Analyzing the mode of assigning ratings to a domestic equity fund may help us understand the manner in which Morningstar assigns ratings. It categorizes a domestic equity fund into one of the following 9 categories, viz. Large value, Large blend, Large growth, Small value, Small blend, Small growth and Medium value, Medium blend and Medium growth.
To classify the equity fund into one of the aforementioned categories, the underlying stocks in the mutual fund are classified on the basis of valuation and market capitalization.
Relative valuation helps to classify stocks as undervalued or overvalued. The ratio between the market price of a stock and the earnings per share gives P/E. The P/E of a stock is compared to a benchmark and a stock with a P/E ratio, higher than the benchmark is termed as a growth stock, while a stock with a lower P/E ratio is a value stock.
PEG, which is ratio between P/E and growth rate of the stock, should be used with P/E to determine whether the high P/E is really justified by the growth rate. Funds, that demonstrate both growth and value characteristics, are called blend funds. In other words, we have a table with 3 columns, viz. growth stocks, blend, and value stocks.
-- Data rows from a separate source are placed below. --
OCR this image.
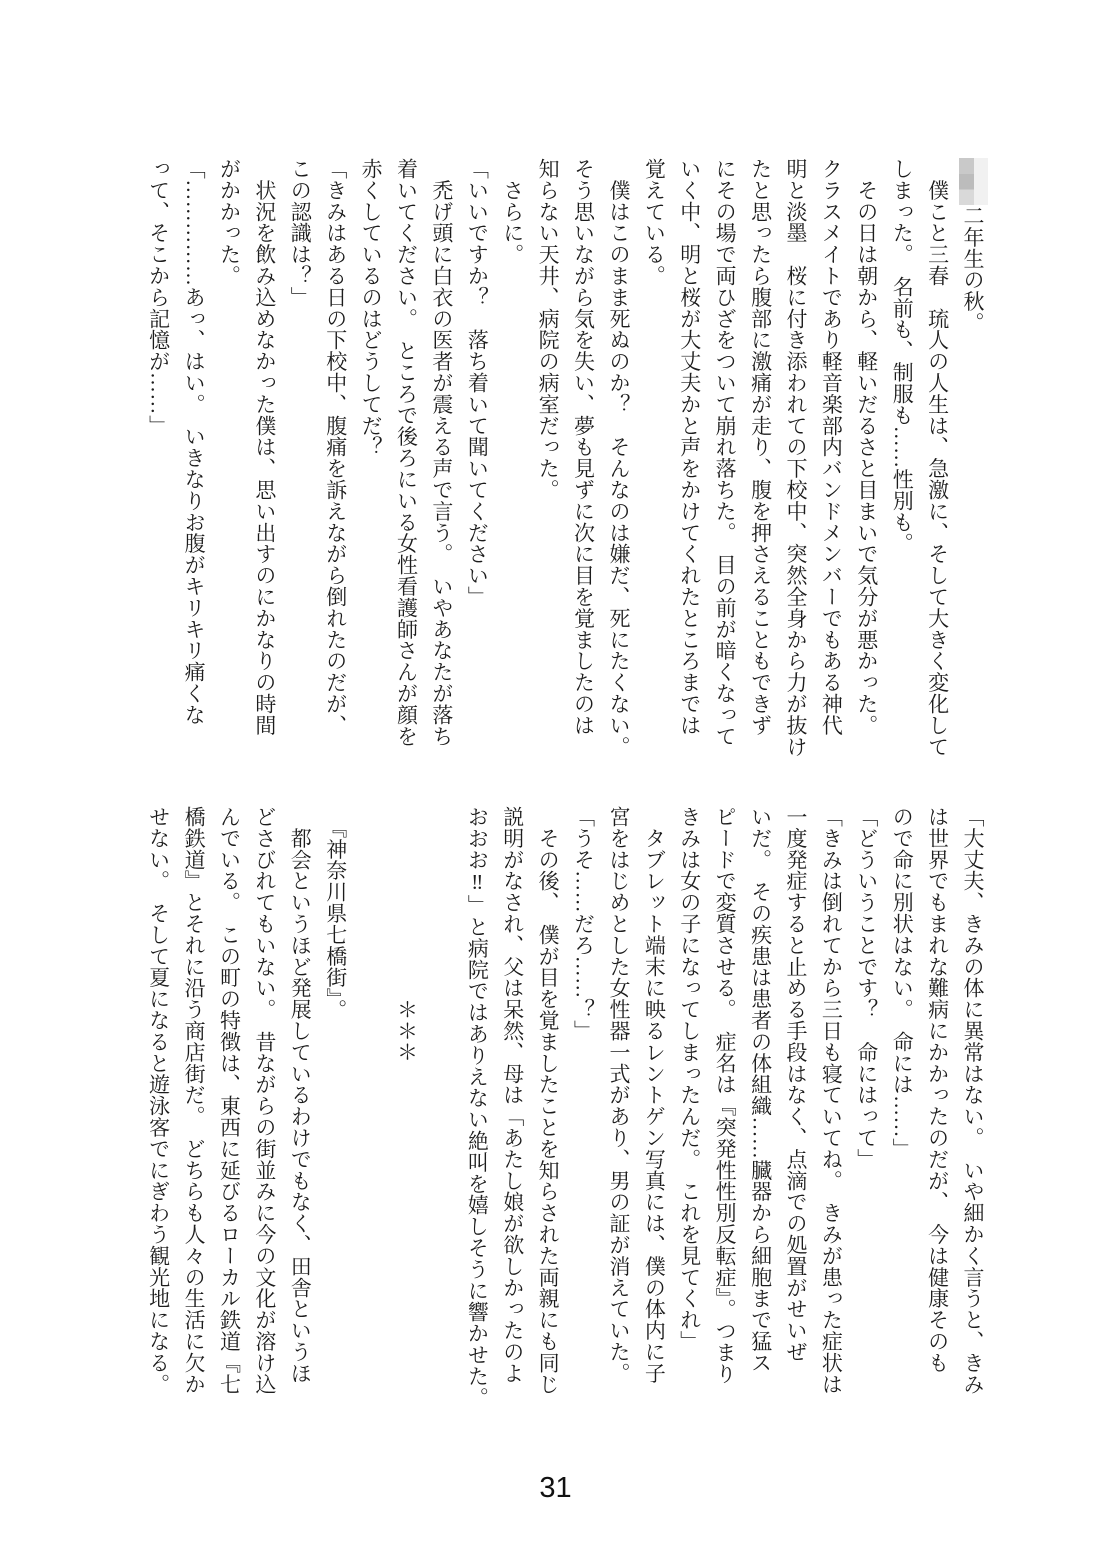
二年生の秋。
　僕こと三春　琉人の人生は、急激に、そして大きく変化して
しまった。　名前も、制服も……性別も。
　その日は朝から、軽いだるさと目まいで気分が悪かった。
クラスメイトであり軽音楽部内バンドメンバーでもある神代
明と淡墨　桜に付き添われての下校中、突然全身から力が抜け
たと思ったら腹部に激痛が走り、腹を押さえることもできず
にその場で両ひざをついて崩れ落ちた。　目の前が暗くなって
いく中、明と桜が大丈夫かと声をかけてくれたところまでは
覚えている。
　僕はこのまま死ぬのか？　そんなのは嫌だ、死にたくない。
そう思いながら気を失い、夢も見ずに次に目を覚ましたのは
知らない天井、病院の病室だった。
　さらに。
「いいですか？　落ち着いて聞いてください」
　禿げ頭に白衣の医者が震える声で言う。　いやあなたが落ち
着いてください。　ところで後ろにいる女性看護師さんが顔を
赤くしているのはどうしてだ？
「きみはある日の下校中、腹痛を訴えながら倒れたのだが、
この認識は？」
　状況を飲み込めなかった僕は、思い出すのにかなりの時間
がかかった。
「……………あっ、はい。　いきなりお腹がキリキリ痛くな
って、そこから記憶が……」
「大丈夫、きみの体に異常はない。　いや細かく言うと、きみ
は世界でもまれな難病にかかったのだが、　今は健康そのも
ので命に別状はない。　命には……」
「どういうことです？　命にはって」
「きみは倒れてから三日も寝ていてね。　きみが患った症状は
一度発症すると止める手段はなく、点滴での処置がせいぜ
いだ。　その疾患は患者の体組織……臓器から細胞まで猛ス
ピードで変質させる。　症名は『突発性性別反転症』。つまり
きみは女の子になってしまったんだ。　これを見てくれ」
　タブレット端末に映るレントゲン写真には、僕の体内に子
宮をはじめとした女性器一式があり、男の証が消えていた。
「うそ……だろ……？」
　その後、　僕が目を覚ましたことを知らされた両親にも同じ
説明がなされ、父は呆然、母は「あたし娘が欲しかったのよ
おおお‼」と病院ではありえない絶叫を嬉しそうに響かせた。

　　　　　　　　　＊＊＊

　『神奈川県七橋街』。
　都会というほど発展しているわけでもなく、田舎というほ
どさびれてもいない。　昔ながらの街並みに今の文化が溶け込
んでいる。　この町の特徴は、東西に延びるローカル鉄道『七
橋鉄道』とそれに沿う商店街だ。　どちらも人々の生活に欠か
せない。　そして夏になると遊泳客でにぎわう観光地になる。
31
Market capitalization, defined as the product of the current price of a share with the number of outstanding shares, is used to classify each of the underlying stocks in a domestic equity mutual fund as large cap (large), mid-cap (medium) or small cap (small). Thus, we end up with a style box of 3 rows of market capitalization and 3 columns of valuation.
Classifying each underlying stock of the equity fund on the basis of valuation and market capitalization, culminates with the classification of the fund into one of the aforementioned nine categories.
After categorizing a fund into the style box, its past performance is compared to other funds within the same style box, and stars are assigned on the basis of risk adjusted returns. Just like the domestic equity style box, Morningstar offers the international equity style box and a fixed-income style box. It also provides gold mutual fund ratings.
Lipper also categorizes funds before comparison. But, it does not compare the fund to other funds of the same category, it compares them to a benchmark for each category. Moreover, the process of categorizing reflects the areas where the fund invests, the amount of flexibility used by the fund manager, and the extent to which it is aggressively managed.
Morningstar and Lipper assign ratings by comparing the fund's past performance with that of comparable funds within the same category, and with the benchmark for each category respectively. Since past performance is not indicative of future results, it is not prudent to rely solely on ratings of mutual funds.
One needs to look at the performance of long tenured fund managers, the Expense ratio and the Turnover ratio in addition to ratings. Absence of load fees or low load fees in addition to low/no 12b-1 (promotion and distribution) fees are some of the characteristics of a good fund.
The ratio between the fund's annual operating expense, and it's average net assets gives the Expense ratio. A low expense ratio is again a desirable feature. The mutual fund's turnover is defined as the ratio between the gross sales proceeds and the total assets of the mutual fund. Frequent trading reduces returns on account of high commissions and spreads.
Moreover, the shareholder is expected to pay taxes on the yearly capital gains, that are received, thus diminishing return on investment. Hence, a low turnover ratio is favorable. It's also sensible to investigate whether the fund manager believes in his/her picks and invests heavily in the fund.
Going through the Statement of Additional Information (SAI) will help an investor determine, whether the fund manager invests in the fund. It's evident that top-rated mutual funds need not be the best performers, since past cannot be relied upon to predict the future.